In conclusion, bariatric revisional surgery can lead to serious complications, but it is justified in patients with poor quality of life. A ringed retrocolic retrogastric bypass poses more difficulties in revisional procedures. It is mandatory to know which technique was performed before. The duration of the procedure can result in more complications like liver damage.

摘要

背景

Capella 环形胃旁路术是胃旁路术的一种技术变体,旨在通过更大的限制来改善长期结果。

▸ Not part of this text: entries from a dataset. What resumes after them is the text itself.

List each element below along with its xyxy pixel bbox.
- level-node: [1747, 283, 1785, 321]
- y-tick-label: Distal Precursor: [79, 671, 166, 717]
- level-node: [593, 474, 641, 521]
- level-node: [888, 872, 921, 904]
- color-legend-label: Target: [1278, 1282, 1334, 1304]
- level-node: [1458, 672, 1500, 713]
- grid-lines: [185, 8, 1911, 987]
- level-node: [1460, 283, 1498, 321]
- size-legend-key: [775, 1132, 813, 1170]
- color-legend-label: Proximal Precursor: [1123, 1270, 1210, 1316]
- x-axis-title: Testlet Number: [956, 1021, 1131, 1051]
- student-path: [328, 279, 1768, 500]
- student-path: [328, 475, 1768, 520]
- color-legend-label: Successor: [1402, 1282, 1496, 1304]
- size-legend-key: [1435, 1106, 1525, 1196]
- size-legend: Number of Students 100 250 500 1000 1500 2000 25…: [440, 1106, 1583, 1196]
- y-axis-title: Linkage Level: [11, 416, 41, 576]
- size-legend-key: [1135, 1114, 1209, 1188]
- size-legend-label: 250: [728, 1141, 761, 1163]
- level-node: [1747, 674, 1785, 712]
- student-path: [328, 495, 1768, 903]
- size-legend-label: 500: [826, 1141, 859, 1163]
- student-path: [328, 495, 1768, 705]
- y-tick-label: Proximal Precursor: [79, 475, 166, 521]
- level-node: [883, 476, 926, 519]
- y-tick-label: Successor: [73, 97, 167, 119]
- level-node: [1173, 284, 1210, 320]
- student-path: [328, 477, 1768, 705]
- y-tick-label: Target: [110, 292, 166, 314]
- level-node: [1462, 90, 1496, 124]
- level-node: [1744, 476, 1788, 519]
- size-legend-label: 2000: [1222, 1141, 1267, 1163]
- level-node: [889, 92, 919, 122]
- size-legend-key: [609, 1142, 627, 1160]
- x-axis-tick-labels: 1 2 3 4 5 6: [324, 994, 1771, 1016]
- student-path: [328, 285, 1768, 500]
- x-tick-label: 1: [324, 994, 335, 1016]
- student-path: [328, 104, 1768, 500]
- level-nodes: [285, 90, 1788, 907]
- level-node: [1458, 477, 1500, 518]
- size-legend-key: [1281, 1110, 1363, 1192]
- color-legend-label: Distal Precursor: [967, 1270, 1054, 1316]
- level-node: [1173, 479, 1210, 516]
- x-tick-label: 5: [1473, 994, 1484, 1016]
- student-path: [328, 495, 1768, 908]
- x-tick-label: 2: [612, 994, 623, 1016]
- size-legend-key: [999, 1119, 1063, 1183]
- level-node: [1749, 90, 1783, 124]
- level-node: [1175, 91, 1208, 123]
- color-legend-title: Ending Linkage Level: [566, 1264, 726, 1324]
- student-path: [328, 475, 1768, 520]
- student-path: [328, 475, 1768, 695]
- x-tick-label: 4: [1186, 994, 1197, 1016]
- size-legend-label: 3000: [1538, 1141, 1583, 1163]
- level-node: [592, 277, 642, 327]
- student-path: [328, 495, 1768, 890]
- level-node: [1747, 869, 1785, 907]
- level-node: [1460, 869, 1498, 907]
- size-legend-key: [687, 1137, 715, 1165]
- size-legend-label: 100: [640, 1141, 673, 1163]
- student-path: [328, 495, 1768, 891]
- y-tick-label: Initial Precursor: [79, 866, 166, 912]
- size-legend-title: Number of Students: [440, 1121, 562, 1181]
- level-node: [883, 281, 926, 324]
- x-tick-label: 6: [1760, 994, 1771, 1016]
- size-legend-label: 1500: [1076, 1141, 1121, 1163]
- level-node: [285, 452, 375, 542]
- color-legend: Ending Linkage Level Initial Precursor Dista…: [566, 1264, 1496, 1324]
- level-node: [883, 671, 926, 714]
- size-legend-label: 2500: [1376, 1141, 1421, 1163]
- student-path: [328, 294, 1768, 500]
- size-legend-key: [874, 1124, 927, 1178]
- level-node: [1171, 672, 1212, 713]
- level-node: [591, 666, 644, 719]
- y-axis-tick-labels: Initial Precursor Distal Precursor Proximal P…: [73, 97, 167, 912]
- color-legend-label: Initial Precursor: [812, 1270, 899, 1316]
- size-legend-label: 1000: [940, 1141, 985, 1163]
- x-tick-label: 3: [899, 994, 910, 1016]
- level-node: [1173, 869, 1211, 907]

频繁的并发症是由于带的存在或滑脱引起的,而无法拒绝其他原因。我们的目的是展示一例通过腹腔镜途径进行的减肥手术视频,该患者之前曾接受过开放式胃后 Retrocolic Capella 胃旁路术。

材料和方法

该患者出现吞咽困难、胃食管反流病(GERD)和疼痛,BMI 为 36kg/m。她的补充检查显示有食管裂孔疝、GERD 和 Candy Cane 综合征。由于多处粘连,手术难度较大。修复了食管裂孔疝并关闭了支柱。术中发现带位于胃空肠吻合口附近,但高分辨率内镜检查既未发现狭窄,也未发现通向胃袋的困难。它显示了 Retrocolic 胃空肠吻合术,食物环路正常,盲肠 15cm 增宽(Candy Cane 综合征),并进行了切除。

结果

她患有左侧肺炎和左肝叶(LHL)损伤。经 7 天抗生素治疗后出院。患者临床状况改善,无吞咽困难和 GERD。她目前的 BMI 为 29.8kg/m。

结论

总之,减肥手术的修正可能会导致严重的并发症,但对于生活质量差的患者来说是合理的。环形 Retrocolic Retrogastric 旁路在修正手术中会带来更多困难。在进行手术之前,必须了解之前采用的是哪种技术。手术时间可能会导致更多的并发症,如肝损伤。